At low altitudes, however, the XB-70 offered only a slight improvement over the B-52. To top it all off, a low-level B-70 would require a lot more fuel and be much more expensive to maintain, so it's not even worth considering. The B-70 bomber project was therefore cancelled in 1962, well before the first flight in 1964. Fortunately, the two experimental aircraft were requisitioned for testing large supersonic aircraft-related aerodynamics, propulsion, and other technologies.

Misfortune of the Second Valkyrie

XB-70 Valkyrie

The United States Air Force was initially responsible for the research program, but in 1966, the Air Force and NASA began working together on a program to better quantify the impact and characteristics of sonic booms. Meanwhile, the SR-71 Blackbird, the B-1 bomber, and the Tupolev TU-144 supersonic airliner would all make use of data from the earlier program. Tupolev, being a Soviet company, naturally relied on espionage for all of its information. The first XB-70 could only reach a top speed of Mach 2.5, but the second aircraft was significantly improved over its predecessor in many ways. The situation, however, quickly deteriorated into chaos.

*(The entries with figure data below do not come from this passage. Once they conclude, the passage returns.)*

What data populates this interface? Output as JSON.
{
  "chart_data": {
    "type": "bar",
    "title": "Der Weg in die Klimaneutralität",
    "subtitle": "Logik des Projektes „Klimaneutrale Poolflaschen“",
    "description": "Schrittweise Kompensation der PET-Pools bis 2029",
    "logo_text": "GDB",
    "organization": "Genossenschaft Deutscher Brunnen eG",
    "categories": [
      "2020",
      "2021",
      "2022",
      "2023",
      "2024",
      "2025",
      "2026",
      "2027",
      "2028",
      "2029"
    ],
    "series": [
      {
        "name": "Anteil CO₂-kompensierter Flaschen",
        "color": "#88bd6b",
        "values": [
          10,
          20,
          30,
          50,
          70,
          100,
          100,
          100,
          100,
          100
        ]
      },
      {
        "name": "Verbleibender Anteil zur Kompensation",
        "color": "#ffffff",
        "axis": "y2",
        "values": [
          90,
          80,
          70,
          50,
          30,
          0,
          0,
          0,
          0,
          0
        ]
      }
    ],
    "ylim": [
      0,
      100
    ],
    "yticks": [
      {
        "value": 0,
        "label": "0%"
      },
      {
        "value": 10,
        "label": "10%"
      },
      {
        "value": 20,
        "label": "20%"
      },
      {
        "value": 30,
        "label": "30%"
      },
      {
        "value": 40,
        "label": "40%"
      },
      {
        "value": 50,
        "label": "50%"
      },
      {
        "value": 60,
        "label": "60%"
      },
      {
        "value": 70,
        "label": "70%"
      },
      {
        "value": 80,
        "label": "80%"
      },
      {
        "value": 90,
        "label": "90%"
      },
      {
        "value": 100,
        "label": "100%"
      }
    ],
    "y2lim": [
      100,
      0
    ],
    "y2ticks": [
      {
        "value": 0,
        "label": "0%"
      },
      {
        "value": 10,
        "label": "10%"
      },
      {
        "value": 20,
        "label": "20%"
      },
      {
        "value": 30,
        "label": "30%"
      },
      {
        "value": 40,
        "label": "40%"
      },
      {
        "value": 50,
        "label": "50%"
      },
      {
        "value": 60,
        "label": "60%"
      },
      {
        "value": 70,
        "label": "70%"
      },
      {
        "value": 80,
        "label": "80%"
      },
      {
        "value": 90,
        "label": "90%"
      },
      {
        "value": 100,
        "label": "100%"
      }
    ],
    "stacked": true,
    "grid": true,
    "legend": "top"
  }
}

An F-104 Starfighter crashed into the second XB-70 during a photo shoot organized by General Electric, killing everyone on board. Joe Walker perished instantly when his Starfighter was sucked into the Valkyrie's structure, where it flipped upside down over its vertical stabilizers and sustained damage to its left wing before bursting into flames. For about 16 seconds, the XB-70 flew straight, but then it began a fatal spin. The co-pilot, Carl Cross, was killed, and the pilot, Al White, ejected from the aircraft but suffered serious injuries due to the aircraft's novel escape capsule.

Preserve and Exhibit

The first plane wasn't able to perform at the required levels, so the remaining Valkyrie research couldn't be finished. On February 4, 1969, the last XB-70 took to the air for the last time, flying from its home base at Wright-Patterson Air Force Base near Dayton, Ohio, to the National Museum of the United States Air Force.
Since then, she has risen to prominence as an iconic representation of one of the most outlandish aircraft DIY efforts in history. a memorial to those who perished while attempting to reach Mach 3, this plane was one of very few of its kind. There will never be another plane quite like it.